The EU has once again maintained its stance against Libra saying that the stablecoin is far too vague to be given the go-ahead to operate within its borders.

Photo via Stock Catalog (Flickr)

Thu, 07 Nov 2019, 06:11 am UTC

After Facebook introduced Libra, there have been multiple governments that voiced their apprehension towards the stablecoin and its potential to cause widespread damage to the financial industry. As such, Libra has been the subject of discussions of financial leaders across the world, with most trying to impede its development or ban it altogether.

The European Union is one of the many who are against the launching of Libra and has recently reiterated its position again through a draft document. The proposal has been penned by Finland, the current president of the E.U. council – a position that is changing hands every six months.

The document maintains that Libra should not be operational in the EU unless all risks and questions about the stablecoin are addressed by the consortium that’s pushing it forward. The problem is that Facebook and its partners aren’t providing a clear view as to what Libra is, making it difficult for the EU to apply the existing regulatory framework on the cryptocurrency, Cointelegraph reported.

Libra’s threat towards central banks

Facebook CEO Mark Zuckerberg told the U.S. Congress a few weeks ago that Libra is there to help the unbanked send money to their families without needing the services of intermediaries. But Congressman Bradley Sherman didn’t buy what Zuckerberg was hawking as he – and several of his peers – believe that Libra is there to help tax evaders, drug dealers, and terrorist organizations.

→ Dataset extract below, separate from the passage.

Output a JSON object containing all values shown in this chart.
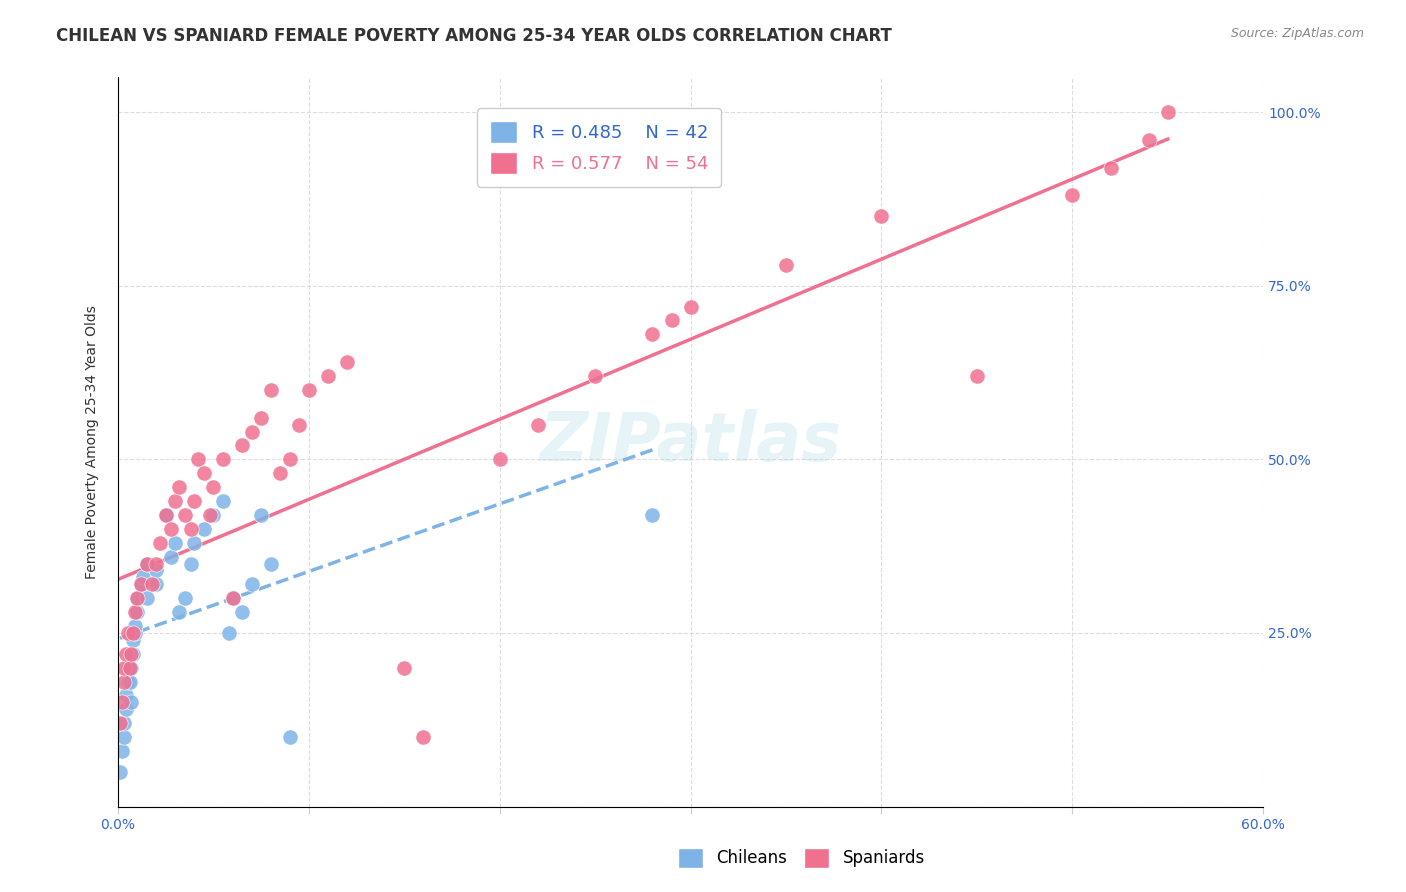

Fiscal Council of Romania Daniel Daianu holds a similar sentiment and expressed his apprehension towards the stablecoin. Daianu said that part of the reason why Libra posed a significant risk to financial institutions all over the world is that it is driven by the desire of Libertarian to get rid of central banks, BR reported.

Traditional banks are also questionable

“The financial crisis ruined the reputation of governments and central banks, and some think we need other currencies, parallel circuits, non-hierarchical structures […] Those who reject central banks would like to return to the world of free-banking. That is why Libra is very dangerous because it would target billions of users and in fact would almost inevitably fracture the monetary system and central banks would lose their effectiveness,” Daianu argued.

However, on the other side of the argument, there are indeed fears about traditional banks, especially since regulatory probing on the sector has been reduced by U.S. politicians. Last year, the Senate came to a bipartisan decision to pass legislation that would lessen the regulatory scrutiny on banks that have assets south of $100 billion, Vox reported. This isn’t to say that traditional banks are dangerous. But given what happened during the financial crisis of 2008 and how everything is shaping up so far, it’s not surprising that people are looking for alternatives other than what the system currently provides.